6.3. For used goods, the agreement regarding condition is "sold as seen".
7. Compensation for damages
7.1. We shall be liable for any breach of essential contractual obligations for which we are responsible, i.e., contractual obligations whose fulfillment is fundamental to the contract and essential for its proper execution, in accordance with statutory provisions, unless otherwise stipulated below. For all other breaches of duty, we shall only be liable in cases of intent or gross negligence.
7.2. We are only liable for consequential damages if the breach of duty underlying the consequential damage is due to intent or gross negligence.
7.3. Unless we are guilty of intentional misconduct, we are only liable for the typically occurring, foreseeable damage.
7.4. Our liability under the Product Liability Act remains unaffected; this also applies to liability for culpable injury to life, body or health.
7.5. Unless otherwise stipulated above, claims for damages against us arising from breaches of duty are excluded.
7.6. Claims for damages under the foregoing provisions of this section 7 shall become time-barred within the statutory periods.
7.7. To the extent that liability for damages is excluded or limited against us, this also applies with regard to the personal liability for damages of our employees, workers, staff, representatives and vicarious agents.
8. Confidentiality
8.1. The content of the agreements made between us and the customer, as well as all business and trade secrets of the other party that have become known to us or the customer, are to be treated confidentially and may not be disclosed to any third party.
8.2. Information that is generally known or has been disclosed to a contracting party by a third party without breach of a confidentiality obligation, or which the disclosing party is obliged to disclose by law or by order of a public authority, is exempt from the obligation of confidentiality.
8.3. However, we are entitled to list the customer as a reference customer and, in this context, to use the customer's logo. The customer may prohibit being named and listed as a reference customer at any time in writing.
9. Special regulations for repair and assembly work
9.1. The customer shall obtain any necessary official permits, provide the power connections, lifting equipment, and transport vehicles required for on-site assembly, as well as (if agreed) adequately qualified assistants, and is responsible for compliance with occupational safety regulations at the assembly site. Furthermore, the customer shall provide dry and lockable rooms for storing our tools, as well as secure break rooms and work areas including furnishings, heating, lighting, washing facilities, and sanitary facilities.

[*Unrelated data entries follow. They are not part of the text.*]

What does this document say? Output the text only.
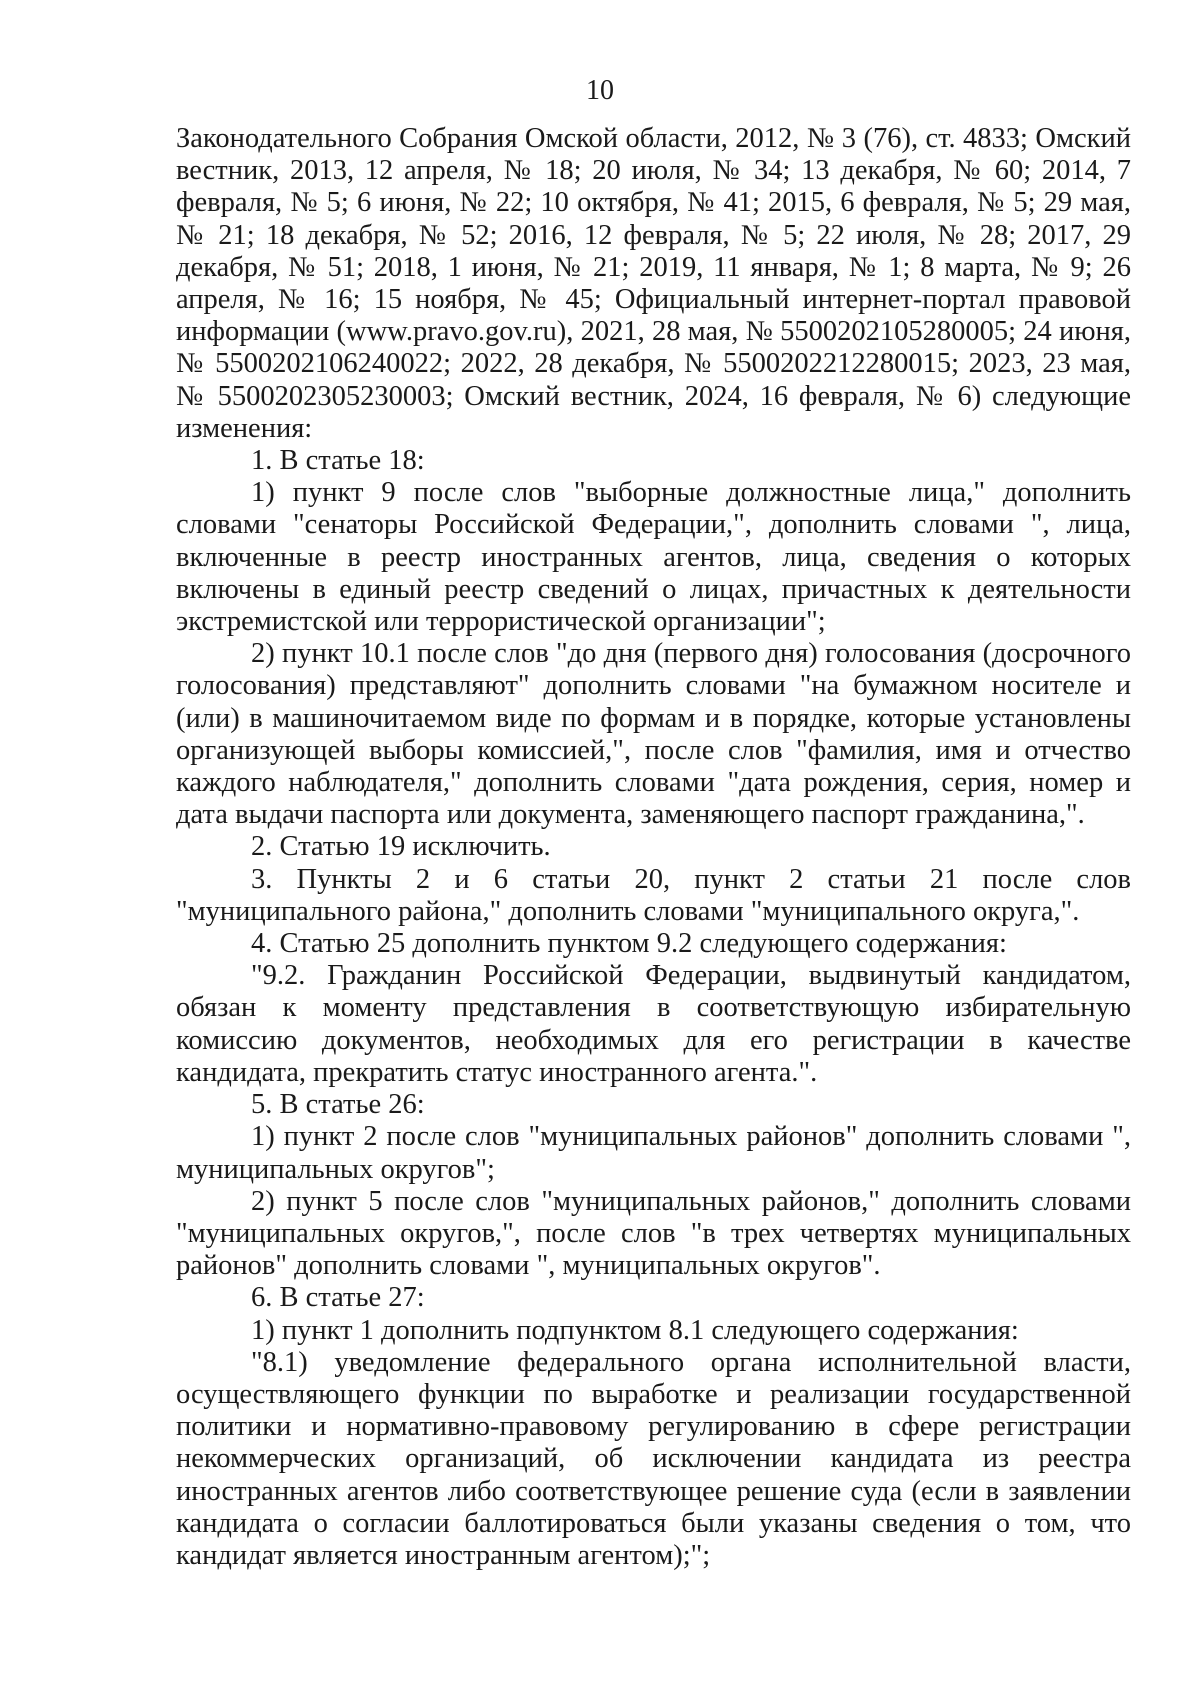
10

Законодательного Собрания Омской области, 2012, № 3 (76), ст. 4833; Омский вестник, 2013, 12 апреля, № 18; 20 июля, № 34; 13 декабря, № 60; 2014, 7 февраля, № 5; 6 июня, № 22; 10 октября, № 41; 2015, 6 февраля, № 5; 29 мая, № 21; 18 декабря, № 52; 2016, 12 февраля, № 5; 22 июля, № 28; 2017, 29 декабря, № 51; 2018, 1 июня, № 21; 2019, 11 января, № 1; 8 марта, № 9; 26 апреля, № 16; 15 ноября, № 45; Официальный интернет-портал правовой информации (www.pravo.gov.ru), 2021, 28 мая, № 5500202105280005; 24 июня, № 5500202106240022; 2022, 28 декабря, № 5500202212280015; 2023, 23 мая, № 5500202305230003; Омский вестник, 2024, 16 февраля, № 6) следующие изменения:

1. В статье 18:

1) пункт 9 после слов "выборные должностные лица," дополнить словами "сенаторы Российской Федерации,", дополнить словами ", лица, включенные в реестр иностранных агентов, лица, сведения о которых включены в единый реестр сведений о лицах, причастных к деятельности экстремистской или террористической организации";

2) пункт 10.1 после слов "до дня (первого дня) голосования (досрочного голосования) представляют" дополнить словами "на бумажном носителе и (или) в машиночитаемом виде по формам и в порядке, которые установлены организующей выборы комиссией,", после слов "фамилия, имя и отчество каждого наблюдателя," дополнить словами "дата рождения, серия, номер и дата выдачи паспорта или документа, заменяющего паспорт гражданина,".

2. Статью 19 исключить.

3. Пункты 2 и 6 статьи 20, пункт 2 статьи 21 после слов "муниципального района," дополнить словами "муниципального округа,".

4. Статью 25 дополнить пунктом 9.2 следующего содержания:

"9.2. Гражданин Российской Федерации, выдвинутый кандидатом, обязан к моменту представления в соответствующую избирательную комиссию документов, необходимых для его регистрации в качестве кандидата, прекратить статус иностранного агента.".

5. В статье 26:

1) пункт 2 после слов "муниципальных районов" дополнить словами ", муниципальных округов";

2) пункт 5 после слов "муниципальных районов," дополнить словами "муниципальных округов,", после слов "в трех четвертях муниципальных районов" дополнить словами ", муниципальных округов".

6. В статье 27:

1) пункт 1 дополнить подпунктом 8.1 следующего содержания:

"8.1) уведомление федерального органа исполнительной власти, осуществляющего функции по выработке и реализации государственной политики и нормативно-правовому регулированию в сфере регистрации некоммерческих организаций, об исключении кандидата из реестра иностранных агентов либо соответствующее решение суда (если в заявлении кандидата о согласии баллотироваться были указаны сведения о том, что кандидат является иностранным агентом);";
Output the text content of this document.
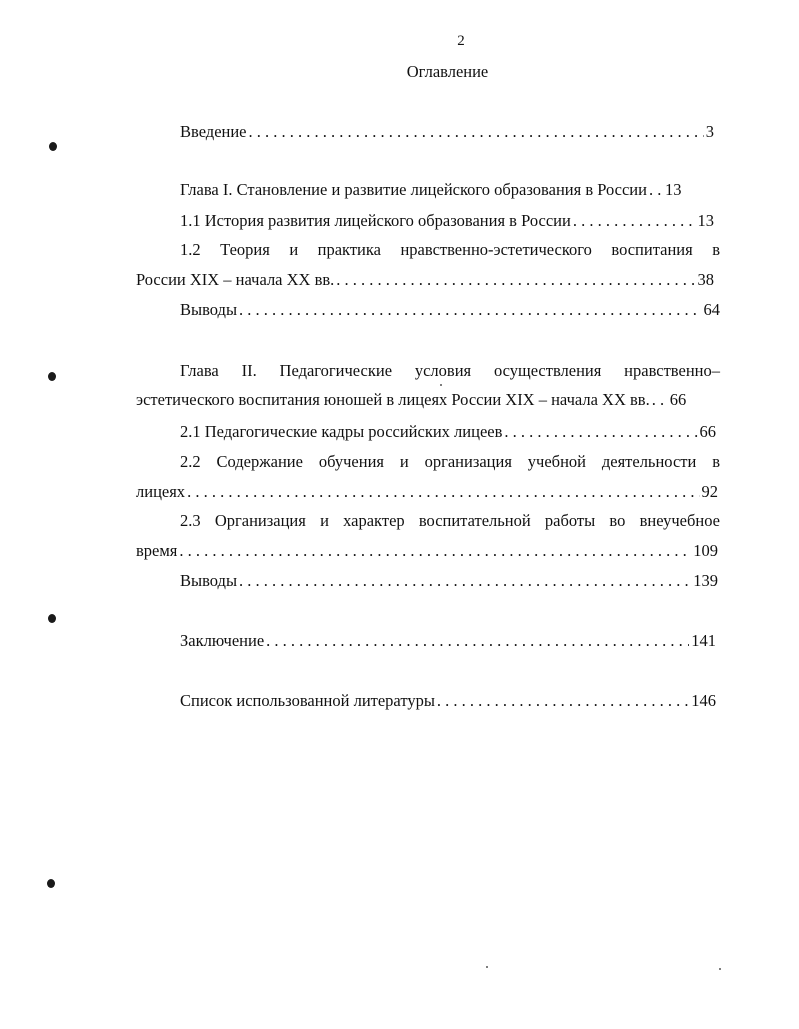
2
Оглавление
Введение . . .	3
Глава I. Становление и развитие лицейского образования в России . . . 13
1.1 История развития лицейского образования в России . . .	13
1.2 Теория и практика нравственно-эстетического воспитания в
России XIX – начала XX вв. . . .	38
Выводы . . .	64
Глава II. Педагогические условия осуществления нравственно–
эстетического воспитания юношей в лицеях России XIX – начала XX вв. . . . 66
2.1 Педагогические кадры российских лицеев . . .	66
2.2 Содержание обучения и организация учебной деятельности в
лицеях . . .	92
2.3 Организация и характер воспитательной работы во внеучебное
время . . .	109
Выводы . . .	139
Заключение . . .	141
Список использованной литературы . . .	146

9.2. If the conditions for carrying out the work, which are the responsibility of the customer, are not met, we are entitled to terminate the work or to create the conditions ourselves and to invoice the customer for the additional expenses incurred.
10. Other
10.1. All subsequent amendments to agreements and other legally relevant declarations (notification of defects, setting of deadlines, withdrawal, etc.) must be in writing. This also applies to any amendment of this written form clause itself.
10.2. The place of performance for all our obligations and the customer's obligations is our registered office, unless otherwise specified or a different place of performance results from the nature of the obligation.
10.3. German law applies, excluding the UN Convention on Contracts for the International Sale of Goods (CISG).
10.4. The place of jurisdiction is Freiburg im Breisgau.
10.5. Contracts concluded under these terms and conditions remain binding for the customer in all other parts even if individual provisions are invalid.